Title: Unraveling Twitch Streamers Networks with Neo4j: Clustering and Prediction

Introduction

In today’s data-driven world, graph databases have emerged as a powerful tool for storing and analyzing complex relationships between interconnected data entities. One such graph database management system is Neo4j, which offers unique advantages over traditional relational databases. In this blog, we will explore the process of clustering and prediction using a Twitch streamers dataset in Neo4j, along with the steps required for setting up the database, running Cypher queries, and performing Louvain clustering using the Graph Data Science (GDS) plugin.

Setting Up the Database

We will work with a dataset consisting of over 150,000 nodes and 6.5 million edges, representing Twitch streamers and their connections. To load this large dataset quickly, we will use Neo4j’s admin-import terminal command instead of the LOAD_CSV function. This command allows us to load the entire network in less than a minute, whereas the LOAD_CSV function would take more than 40 minutes for loading only the edges.

Exploring the Data with Cypher Queries

Neo4j’s query language, Cypher, is instrumental in deriving insights from large datasets with complex relationships. We will use Cypher to run various queries on our Twitch streamers dataset. Neo4j offers a Graph Data Science (GDS) plugin that provides various clustering algorithms under the “Community Detection” category. For our Twitch streamers dataset, we will use the Louvain community detection function to identify 19 distinct clusters.

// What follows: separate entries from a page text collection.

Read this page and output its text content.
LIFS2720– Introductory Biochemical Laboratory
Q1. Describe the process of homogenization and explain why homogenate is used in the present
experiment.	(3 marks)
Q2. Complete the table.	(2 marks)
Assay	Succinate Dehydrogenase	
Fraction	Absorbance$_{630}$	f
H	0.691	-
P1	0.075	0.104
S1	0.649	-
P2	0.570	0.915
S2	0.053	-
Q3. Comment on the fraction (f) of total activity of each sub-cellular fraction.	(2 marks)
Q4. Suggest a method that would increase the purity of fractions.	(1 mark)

Cypher Queries and Clustering Techniques

Cypher, the query language for Neo4j, is widely employed in data science applications due to its capacity to manage intricate data relationships and extract valuable insights from large datasets. Designed with user-friendliness and versatility in mind, Cypher enables data scientists to craft complex queries that are easily understandable by others.

To display all nodes in the network, the “match (n)” command can be executed. However, it is crucial to remember that the Neo4j Browser has a limit on the number of nodes that can be displayed per query, which is adjustable. Consequently, the maximum number of nodes visible on screen at any given moment will be below this limit, and not all nodes may be shown.

The following Cypher command can be used to obtain the top 10 nodes based on the number of connections for this dataset:

match (s)-[]->(t) return s.numeric_id, size(collect(t)) as connections order by connections desc limit 10

To use the number of views as the criteria, the Cypher command would be:

match (n) return n.numeric_id, n.views as gamers order by n.views desc limit 10

Clustering entails grouping similar nodes according to specific criteria. Neo4j offers a plugin called Graph Data Science (GDS), which features various clustering algorithms under the “Community Detection” category. For this dataset, the Louvain community detection function from GDS was employed to generate 19 unique clusters.

The following command can be used to save the network as a graph:

CALL gds.graph.project.cypher('twitch', 'MATCH (n) RETURN id(n) AS id, n.views AS views', 'MATCH (n)-[]->(m) RETURN id(n) AS source, id(m) AS target') YIELD graphName, nodeCount AS nodes, relationshipCount AS rels RETURN graphName, nodes, rels

This command saves a graph in the current runtime with the name “twitch” and the specified attributes.

The Louvain clustering method can be invoked using:

call gds.louvain.write('twitch', {writeProperty:'louvain'})

This command applies the Louvain clustering method and stores the output as a node attribute named “louvain.” To display clusters individually, the node attribute can be converted into a node label using the following code:

match (n) call apoc.create.addLabels([id(n)], [toString(n.louvain)]) yield node with node remove node.louvain return node

Conclusion

Neo4j is a popular database management system used for storing and retrieving complex interconnected data in graph form. It uses the property graph model and the Cypher query language to analyze and represent intricate relationships between data entities. The blog highlights the clustering and prediction outcomes achieved through running diverse queries on a Twitch streamers dataset using Neo4j. The study’s dataset comprised of over 150,000 nodes and 6.5 million edges, which was loaded using Neo4j’s admin-import terminal command, preserving all node attributes. Cypher queries were used to display all nodes, obtain the top 10 nodes based on the number of connections, and set the criteria as the number of views. Neo4j’s Graph Data Science (GDS) plugin was used to perform Louvain clustering, which resulted in 19 distinct clusters. The blog provides commands for saving the network as a graph, invoking the Louvain clustering method, and transforming node attributes into node labels.